Вопросы не оставляют внимательного читателя и дальше, при обращении собственно к каталогу, т. е. к подписям к иллюстрациям. Что позволяет отнести туфли без задников (с. 31) к стилю шинуазри? Отчего местом изготовления лорнета (с. 60) значится Петербург? Если на вещи есть марка, то отчего не приведена ни она, ни название мастерской или имя мастера? Так ли уж необходимо именовать дореволюционную портновскую мастерскую Семашко Домом моды? Персонажи, запечатленные неизвестными живописцами, без особых на то оснований именуются «дворянками», «аристократками» (портрет работы Луи Кармонтеля на с. 35 или миниатюры «швейцарской школы» на с. 43) или даже «придворными дамами». Однако дает ли основания костюм изображенных называть их таким образом? Да, неизвестная дама (с. 30) имеет чепец, пудреную прическу и декольте. Но ведь и небезызвестный Казанова, будучи в Петербурге, далеко не самом светском и модном городе Европы, наряжал свою подружку, взятую из крестьянской избы, в фижмы и парчу! А супруга Франсуа Буше, кстати, автора многих модных картинок того времени, запечатленная им в прелестной работе «Туалет» (1742, собрание барона Тиссен-Борнемиса), выглядит просто маркизой Помпадур по сравнению со многими портретами из собрания Васильева.

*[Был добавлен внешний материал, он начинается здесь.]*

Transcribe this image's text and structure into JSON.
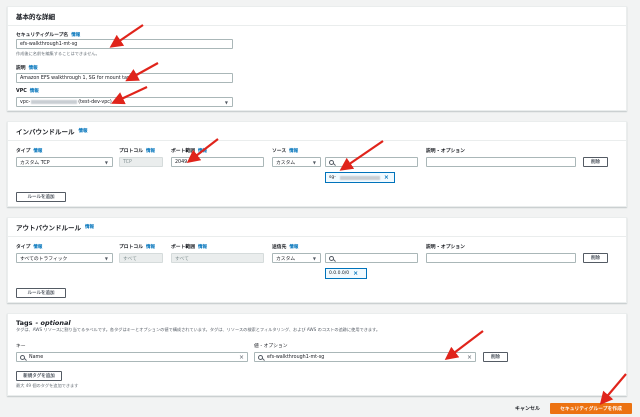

Частная коллекция Васильева, несомненно имеющего отличный «глаз» и «нюх» на хорошие вещи, страдает неизбежными для частных коллекций бедами. Как и все собиратели, он невольно «старит» вещи, приписывая им более ранние датировки, он любит громкие имена и титулы, он доверяет семейным преданиям и сопровождающим вещи легендам. Любой профессионал, любой музейщик или серьезный историк костюма сто раз проверил бы и датировки, и авторство, уточнил бы другие вещи. Прежде чем указывать, что труакары балерины Гельцер созданы «по рис. Бакста», попытался бы найти эти самые рисунки или хотя бы поставил в скобочках знак вопроса, ведь эти сведения основаны исключительно на семейной легенде, переданной коллекционеру внучкой покойной этуали. Объяснение, помещенное под вышитыми выкроенными частями мужского жилета ХVIII столетия (с. 58), кажется вполне логичным: «подобные жилеты „а-ля диспозисьен“ [...] характерны для революционной Франции 1789 г., когда из-за гибели аристократов заказы так и не были востребованы у портных и вышивальщиц». Все бы хорошо, но, к сожалению, подобные вышитые «патронки» хорошо известны и за пределами Франции, они имеются во многих музеях Италии, Германии, даже России... Трудно требовать от театрального художника грамотных музейных описаний вещей, да и не нужно. Честно говоря, вообще непонятно, зачем Васильеву было браться за этот неблагодарный труд.